Intel's board is making "good progress" on the hunt for a new chief executive, Swan said, but he added that there is no timetable. Shares were off by over 2.4% since June 20, the day before the resignation announcement, and dropped by over 5% in after-hours speculation during the webcast. The company absorbed a string of bearish commentary after the executive shake-up.
On a positive note, Swan said Intel is on track for a "third year in a row of record financial performance." The company raised its full-year revenue outlook to about $69.5 billion, GAAP EPS outlook to around $4.10 and non-GAAP EPS of $4.15; up $2.0 billion, $0.31 and $0.30 from April guidance, respectively.
"We are seeing demand signals in supply feasibility to deliver on our revised expectations. Our biggest challenge in the second half will be meeting additional demand," Swan said.
Much of the company's 15% revenue growth in the quarter was driven by its data-centric business, which saw revenue increase 26%, with its data center group, or DCG, up 27% to $5.5 billion. That compares to just 6% growth in its PC-centric business, or the client computing group, to $8.7 billion in revenue.
"Just 5 years ago, roughly one-third of our revenue was data-centric. Today, nearly half our revenue is data-centric and growing at a double-digit range," Swan said on the webcast.
However, one analyst on the call noted that data center revenue is slowing as the year progresses, and Swan agreed that in the fourth quarter, tougher year-over-year comparisons will weigh on that metric. Another analyst pointed out that the guidance assumes a 59% compression in gross margin.

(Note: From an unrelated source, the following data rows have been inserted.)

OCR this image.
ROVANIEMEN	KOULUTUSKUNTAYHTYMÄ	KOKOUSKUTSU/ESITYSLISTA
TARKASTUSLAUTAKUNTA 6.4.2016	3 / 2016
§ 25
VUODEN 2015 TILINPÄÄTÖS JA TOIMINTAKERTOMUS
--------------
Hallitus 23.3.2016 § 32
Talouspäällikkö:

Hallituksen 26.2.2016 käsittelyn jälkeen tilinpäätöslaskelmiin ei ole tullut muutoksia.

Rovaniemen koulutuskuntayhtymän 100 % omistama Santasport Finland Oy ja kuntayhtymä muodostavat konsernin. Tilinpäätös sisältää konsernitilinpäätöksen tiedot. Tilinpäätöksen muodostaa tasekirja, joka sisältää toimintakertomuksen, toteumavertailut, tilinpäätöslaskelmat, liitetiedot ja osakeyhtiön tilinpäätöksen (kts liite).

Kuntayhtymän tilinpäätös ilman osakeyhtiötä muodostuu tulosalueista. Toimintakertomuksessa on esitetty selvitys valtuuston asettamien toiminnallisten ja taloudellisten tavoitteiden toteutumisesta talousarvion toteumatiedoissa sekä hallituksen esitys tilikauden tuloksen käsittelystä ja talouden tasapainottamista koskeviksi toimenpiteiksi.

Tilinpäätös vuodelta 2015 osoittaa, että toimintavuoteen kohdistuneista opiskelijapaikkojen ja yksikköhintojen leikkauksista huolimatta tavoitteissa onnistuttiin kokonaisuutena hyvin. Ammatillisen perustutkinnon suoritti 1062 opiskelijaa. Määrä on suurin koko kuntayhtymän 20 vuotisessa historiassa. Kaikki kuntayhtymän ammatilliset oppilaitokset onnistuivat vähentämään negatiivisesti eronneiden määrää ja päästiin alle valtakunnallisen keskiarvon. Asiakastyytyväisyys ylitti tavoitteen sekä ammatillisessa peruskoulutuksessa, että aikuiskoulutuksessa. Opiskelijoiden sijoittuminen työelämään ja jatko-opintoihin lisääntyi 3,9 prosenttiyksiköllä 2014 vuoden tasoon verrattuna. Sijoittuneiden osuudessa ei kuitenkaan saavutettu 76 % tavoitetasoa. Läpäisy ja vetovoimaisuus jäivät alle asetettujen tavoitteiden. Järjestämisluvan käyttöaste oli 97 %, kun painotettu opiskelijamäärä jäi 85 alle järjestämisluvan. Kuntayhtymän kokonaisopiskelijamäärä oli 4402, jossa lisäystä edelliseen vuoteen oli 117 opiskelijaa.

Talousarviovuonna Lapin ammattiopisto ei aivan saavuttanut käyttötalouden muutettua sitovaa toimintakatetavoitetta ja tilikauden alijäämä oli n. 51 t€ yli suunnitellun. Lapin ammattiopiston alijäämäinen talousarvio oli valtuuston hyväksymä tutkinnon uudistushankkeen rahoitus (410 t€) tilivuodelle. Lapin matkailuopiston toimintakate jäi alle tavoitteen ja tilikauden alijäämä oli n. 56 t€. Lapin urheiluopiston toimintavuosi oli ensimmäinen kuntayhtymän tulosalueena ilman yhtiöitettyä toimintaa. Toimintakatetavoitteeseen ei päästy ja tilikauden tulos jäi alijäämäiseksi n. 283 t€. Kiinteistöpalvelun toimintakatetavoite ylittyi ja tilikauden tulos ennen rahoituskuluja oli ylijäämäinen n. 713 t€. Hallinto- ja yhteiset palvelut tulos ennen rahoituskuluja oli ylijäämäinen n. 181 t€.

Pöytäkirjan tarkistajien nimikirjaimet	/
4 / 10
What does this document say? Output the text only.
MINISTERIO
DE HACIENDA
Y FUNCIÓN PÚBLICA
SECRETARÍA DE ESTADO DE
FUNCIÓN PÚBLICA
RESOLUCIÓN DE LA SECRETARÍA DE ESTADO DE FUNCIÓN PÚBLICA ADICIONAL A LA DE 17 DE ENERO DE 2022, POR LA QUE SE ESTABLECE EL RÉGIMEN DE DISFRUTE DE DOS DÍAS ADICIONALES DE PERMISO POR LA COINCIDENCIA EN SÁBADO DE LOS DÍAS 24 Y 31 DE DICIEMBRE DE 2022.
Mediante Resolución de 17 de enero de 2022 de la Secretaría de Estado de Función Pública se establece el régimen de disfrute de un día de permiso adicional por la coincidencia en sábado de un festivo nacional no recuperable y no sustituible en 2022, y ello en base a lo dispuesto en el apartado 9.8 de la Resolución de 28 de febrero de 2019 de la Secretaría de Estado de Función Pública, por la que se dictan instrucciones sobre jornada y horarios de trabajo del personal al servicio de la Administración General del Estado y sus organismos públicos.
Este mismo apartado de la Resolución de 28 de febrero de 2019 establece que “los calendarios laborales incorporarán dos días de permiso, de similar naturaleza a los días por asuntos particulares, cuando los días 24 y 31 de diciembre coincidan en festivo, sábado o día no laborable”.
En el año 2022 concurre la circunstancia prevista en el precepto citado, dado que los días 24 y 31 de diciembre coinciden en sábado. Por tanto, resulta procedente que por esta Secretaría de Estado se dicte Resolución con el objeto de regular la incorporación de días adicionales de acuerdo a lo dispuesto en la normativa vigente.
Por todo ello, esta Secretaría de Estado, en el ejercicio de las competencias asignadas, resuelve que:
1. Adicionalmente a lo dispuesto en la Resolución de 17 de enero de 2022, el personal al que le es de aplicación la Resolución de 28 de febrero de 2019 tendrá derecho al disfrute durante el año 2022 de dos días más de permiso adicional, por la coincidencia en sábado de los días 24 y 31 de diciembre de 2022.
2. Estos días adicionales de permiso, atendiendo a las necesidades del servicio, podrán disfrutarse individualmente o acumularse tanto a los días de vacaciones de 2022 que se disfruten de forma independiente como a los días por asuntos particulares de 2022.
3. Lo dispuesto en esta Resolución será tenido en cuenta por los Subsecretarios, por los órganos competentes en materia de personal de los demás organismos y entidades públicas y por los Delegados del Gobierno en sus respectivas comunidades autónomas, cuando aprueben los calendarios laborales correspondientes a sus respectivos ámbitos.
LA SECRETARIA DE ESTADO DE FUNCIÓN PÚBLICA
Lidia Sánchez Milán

In response, Swan pointed to growth in operating margin, which is forecasted at about 30.5% — 32% on a non-GAAP basis — for the full year. The "modest gross margin erosion" will be offset by spending leverage and increased income improvement, he said. Also, the company's accelerating memory business is margin intensive, he said.
In general, analysts have raised concerns about the company's long-term growth prospects partly due to competition from other chipmakers like Advanced Micro Devices Inc.
Inside the data-centric business, Swan highlighted the performance of its internet of things products, which saw record revenue of $880 million, up 22% year over year. Another bright spot is the company's memory business, which grew 23% to $1.1 billion.
The company reported topline revenue of $16.97 billion, up from $14.76 billion reported in the 2017 second quarter.
Net income was $5.01 billion, or $1.05 per share, compared to $2.81 billion, or 58 cents per share, posted in the year-ago quarter. On a non-GAAP adjusted basis, net income came to $4.94 billion, or $1.04 for the quarter, up from $3.51 billion, or 72 cents, posted a year prior.
The S&P Capital IQ consensus EPS estimate for the second quarter was 95 cents on GAAP basis and 97 cents on a normalized basis.
The consensus EPS estimates for the third quarter were $1.03 on a GAAP basis and $1.08 on an adjusted basis, according to S&P Capital IQ. For the full year, the consensus EPS estimates were $3.86 and $4.01, respectively.